Très vite, Mary Wollstonecraft va planter son idée principale qui est : certes, les hommes (en prenant un sens général du terme) dépassent (généralement) les femmes (sens général aussi) en matière de force physique. Cependant, ce n’est pas une raison pour que les femmes soient vues comme faibles en tout point. Si la force physique peut être placée en la faveur des hommes, pourquoi accepter toutefois que l’intellect et la vertu ne soient pas égaux chez les hommes et chez les femmes, et ainsi, faire en sorte de les développer de la même façon pour les deux sexes.

Après avoir expliqué cela, sa solution se retrouve donc dans l’éducation. Il faut savoir qu’à l’époque (et je suppose en Angleterre, où elle vit), l’éducation primaire est gratuite mais non-obligatoire, et l’éducation secondaire est payante. On favorise donc l’éducation pour les garçons de la famille (comme c’est encore le cas dans de nombreux pays). De plus, pour beaucoup, l’éducation des femmes doit concerner plus (à l’époque) des sujets plutôt frivoles et leur paraître, plutôt que le développement de l’intellect et de la vertu. Elle reprend notamment l’expression du Docteur Grégory dans son livre A Father’s Legacy to his Daughters, qui conseille donc à ses filles de « cultiver le goût pour la parure parce que, dit-il, le goût de la parure est naturel aux femmes ».

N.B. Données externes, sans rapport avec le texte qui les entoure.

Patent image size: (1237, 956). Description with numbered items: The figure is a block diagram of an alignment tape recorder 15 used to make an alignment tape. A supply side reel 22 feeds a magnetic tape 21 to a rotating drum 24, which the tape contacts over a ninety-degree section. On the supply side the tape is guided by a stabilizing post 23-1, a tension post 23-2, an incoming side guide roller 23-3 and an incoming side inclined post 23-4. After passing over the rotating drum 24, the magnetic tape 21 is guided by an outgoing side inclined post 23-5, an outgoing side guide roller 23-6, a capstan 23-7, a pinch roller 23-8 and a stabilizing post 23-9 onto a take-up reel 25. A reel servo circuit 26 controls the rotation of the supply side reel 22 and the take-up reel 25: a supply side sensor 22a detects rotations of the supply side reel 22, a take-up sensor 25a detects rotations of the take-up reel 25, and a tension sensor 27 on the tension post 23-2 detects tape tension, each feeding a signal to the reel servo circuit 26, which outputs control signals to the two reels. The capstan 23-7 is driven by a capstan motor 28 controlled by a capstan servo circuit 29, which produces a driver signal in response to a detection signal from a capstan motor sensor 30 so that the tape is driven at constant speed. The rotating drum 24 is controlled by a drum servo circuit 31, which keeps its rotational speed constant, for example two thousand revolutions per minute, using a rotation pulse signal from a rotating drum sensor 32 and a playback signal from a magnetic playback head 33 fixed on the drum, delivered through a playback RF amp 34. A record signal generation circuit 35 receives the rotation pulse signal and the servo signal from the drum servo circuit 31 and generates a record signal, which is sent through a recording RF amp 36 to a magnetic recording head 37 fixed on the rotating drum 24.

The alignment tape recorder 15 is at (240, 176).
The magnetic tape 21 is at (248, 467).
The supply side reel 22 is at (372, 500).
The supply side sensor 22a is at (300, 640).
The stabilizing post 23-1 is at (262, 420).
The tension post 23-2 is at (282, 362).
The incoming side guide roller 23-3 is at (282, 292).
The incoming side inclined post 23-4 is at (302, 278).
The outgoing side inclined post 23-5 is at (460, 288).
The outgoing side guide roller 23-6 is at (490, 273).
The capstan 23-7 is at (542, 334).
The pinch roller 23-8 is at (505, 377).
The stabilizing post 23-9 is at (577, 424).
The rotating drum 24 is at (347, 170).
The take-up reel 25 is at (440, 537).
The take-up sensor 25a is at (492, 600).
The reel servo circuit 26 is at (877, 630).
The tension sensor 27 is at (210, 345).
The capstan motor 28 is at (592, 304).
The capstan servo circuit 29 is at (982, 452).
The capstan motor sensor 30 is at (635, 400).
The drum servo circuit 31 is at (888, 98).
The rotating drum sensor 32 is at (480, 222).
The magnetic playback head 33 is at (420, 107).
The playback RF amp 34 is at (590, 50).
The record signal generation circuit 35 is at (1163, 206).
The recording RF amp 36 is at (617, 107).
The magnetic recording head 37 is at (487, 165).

Bref, dans son premier chapitre, l’autrice démontre de plusieurs façons que l’éducation des femmes est importante, et que finalement, ce n’est pas inutile. Un de ses arguments, qui m’aura fait beaucoup sourire, c’est que développer l’intellect et la vertu des femmes, c’est aussi finalement (je vous la fais courte, allez lire le développement) éviter que votre femme ne finisse par vous tromper, puisqu’il ne saurait y avoir de moralité sans instruction, dit-elle.

Le point central du raisonnement de Mary Wollstonecraft est l’éducation, ce qu’on peut retrouver aussi chez des féministes contemporaines (notamment Chimamanda Ngozi Adichie). C’est une thématique pour laquelle l’autrice s’est énormément renseignée. Elle avait d’ailleurs déjà publié en 1786 Thoughts on the Education of Daughters.

Mary Wollstonecraft regrette que l’éducation donnée aux femmes à son époque ne se contente finalement que d’en faire des personnes prêtes au mariage, des êtres soumis et faibles qui ne sont là que pour répondre aux besoins de leur mari (une idée pas très éloignée finalement de la dystopie The Handmaid’s Tale, où les femmes ne sont là que pour servir les hommes d’une manière ou d’une autre). L’autrice se demande si « ces femmes élevées de bonne heure dans l’obéissance passive, sont-elles-bien propres au soin d’une famille, à l’éducation des enfants ? Ont-elles assez d’éducation pour remplir ces devoirs ? »

Si les femmes sont des créatures raisonnables, ne les traitez point en esclaves. En les associant à l’homme, ne les traitez point comme les bêtes qui sont dans sa dépendance. Cultivez leur entendement, donnez-leur des principes : qu’elles acquières la conscience de leur dignité en éprouvant qu’elles ne dépendent que de l’Être suprême ; au lieu de leur faire une morale particulière pour les rendre plus agréables, enseignez-leur, comme aux hommes, à se soumettre à la nécessité.

Dans le second chapitre repris ici (mais donc peut-être pas celui du texte original), Mary Wollstonecraft continue son raisonnement en précisant qu’en ne dotant pas la femme des outils pour développer intellect et vertu, elle reste dépendante de l’homme. « L’homme placé entre elle et la raison, il faudra qu’elle s’en rapporte à lui sur toutes choses sans pouvoir en juger par elle-même ». Beaucoup de contemporains de l’autrice pensent que la femme ne peut raisonner, et qu’elle ne peut réagir qu’avec ses sens et ses sentiments. Mary Wollstonecraft va postuler, pendant tout son livre, que la femme est, elle aussi, dotée de raison et qu’il serait bon qu’on la nourrisse en l’éduquant pour qu’elle puisse utiliser cette raison le mieux possible.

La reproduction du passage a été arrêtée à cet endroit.